YARÊ
Die Sonne steht schon hoch am Himmel als Yarê von ihrer Mutter geweckt wird. Wenigstens sind die Bauchschmerzen weg, die das Mädchen geplagt haben. Schuld daran war abgestandenes Wasser, das sie getrunken hat. Denn Wasser ist knapp in der dünn besiedelten Wüstenei zwischen Nordsyrien – Kurdistan, Rojava – und der Türkei. Es wird gehandelt wie ein Luxusgut, mitunter verdoppelt sich der Preis im Geschäft von einem Tag auf den anderen.
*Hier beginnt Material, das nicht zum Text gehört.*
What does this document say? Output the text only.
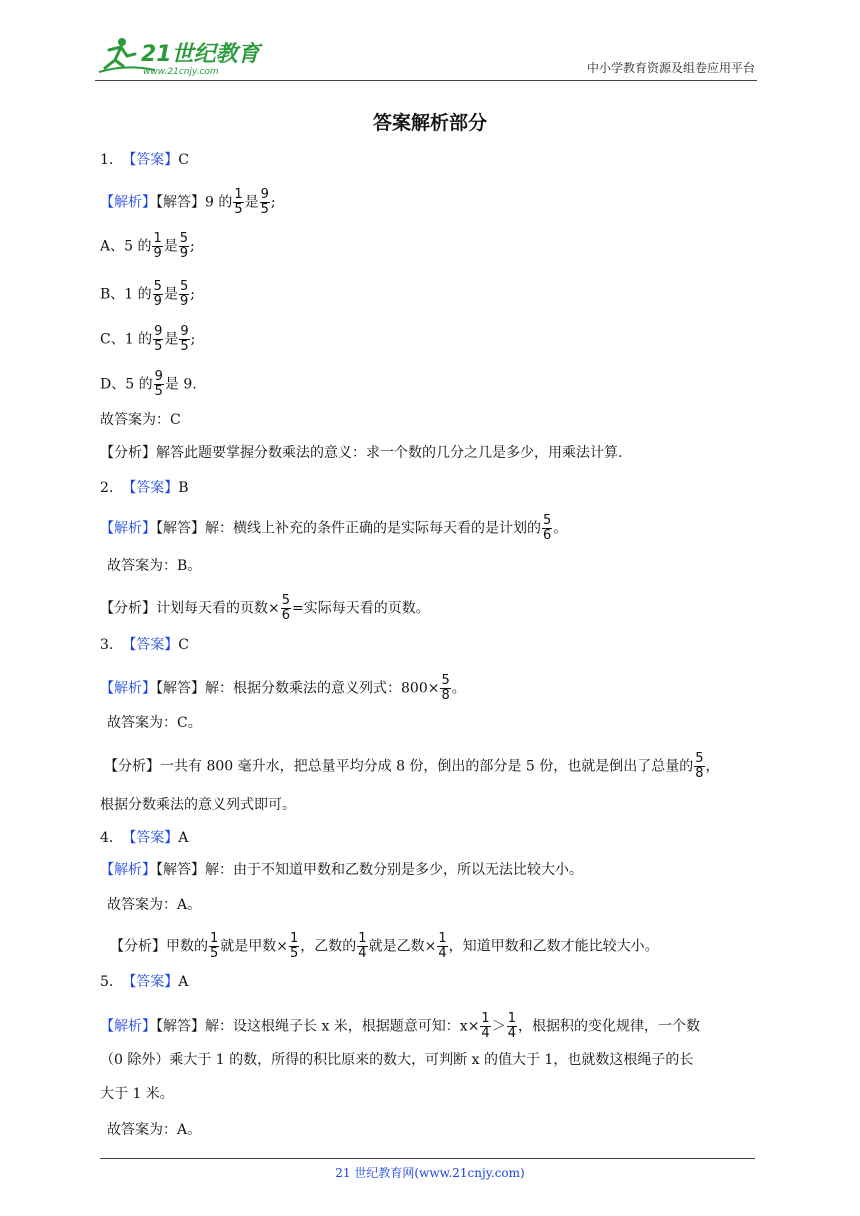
21世纪教育
www.21cnjy.com	中小学教育资源及组卷应用平台
答案解析部分
1. 【答案】C
【解析】【解答】9 的 $\frac{1}{5}$ 是 $\frac{9}{5}$ ;
A、5 的 $\frac{1}{9}$ 是 $\frac{5}{9}$ ;
B、1 的 $\frac{5}{9}$ 是 $\frac{5}{9}$ ;
C、1 的 $\frac{9}{5}$ 是 $\frac{9}{5}$ ;
D、5 的 $\frac{9}{5}$ 是 9.
故答案为：C
【分析】解答此题要掌握分数乘法的意义：求一个数的几分之几是多少，用乘法计算.
2. 【答案】B
【解析】【解答】解：横线上补充的条件正确的是实际每天看的是计划的 $\frac{5}{6}$ 。
故答案为：B。
【分析】计划每天看的页数× $\frac{5}{6}$ =实际每天看的页数。
3. 【答案】C
【解析】【解答】解：根据分数乘法的意义列式：$800\times \frac{5}{8}$ 。
故答案为：C。
【分析】一共有 800 毫升水，把总量平均分成 8 份，倒出的部分是 5 份，也就是倒出了总量的 $\frac{5}{8}$ ，
根据分数乘法的意义列式即可。
4. 【答案】A
【解析】【解答】解：由于不知道甲数和乙数分别是多少，所以无法比较大小。
故答案为：A。
【分析】甲数的 $\frac{1}{5}$ 就是甲数× $\frac{1}{5}$ ，乙数的 $\frac{1}{4}$ 就是乙数× $\frac{1}{4}$ ，知道甲数和乙数才能比较大小。
5. 【答案】A
【解析】【解答】解：设这根绳子长 x 米，根据题意可知：$x\times \frac{1}{4} > \frac{1}{4}$ ，根据积的变化规律，一个数
（0 除外）乘大于 1 的数，所得的积比原来的数大，可判断 x 的值大于 1，也就数这根绳子的长
大于 1 米。
故答案为：A。
21 世纪教育网(www.21cnjy.com)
Yarê hat ihren eigenen Kopf. Ganz Teenager – in Jeans und Barbie-T-Shirt –begleitet sie ihre Mutter zur Wasserverteilstelle, vor der bereits etliche Menschen warten. „UN“ steht auf einem Tank, der so leer ist wie die Versprechungen der Völkergemeinschaft auf humanitäre Hilfe. Die Hauptleitung ist seit Monaten unterbrochen, aber die Türken reparieren sie nicht. „Sie wollen, dass wir sterben“, ist einer der vergebens hier Wartenden überzeugt.
Vor diesem ernsten Hintergrund, der seit Jahren herrschenden Diskriminierung der kurdischen Bevölkerung, erzählt Sallar Othman von der Heldinnenreise eines selbstbewussten Mädchens. Kurzentschlossen macht sich Yarê mit einem Plastikfass auf den Weg ins nächste Dorf. Fährt unbemerkt ein Stück weit als blinde Passagierin auf dem Pferdekarren eines mürrischen Alten mit. Und wird tatsächlich frisches Wasser bekommen. Doch wie soll sie die volle 200-Liter-Tonne jetzt nach Hause schaffen?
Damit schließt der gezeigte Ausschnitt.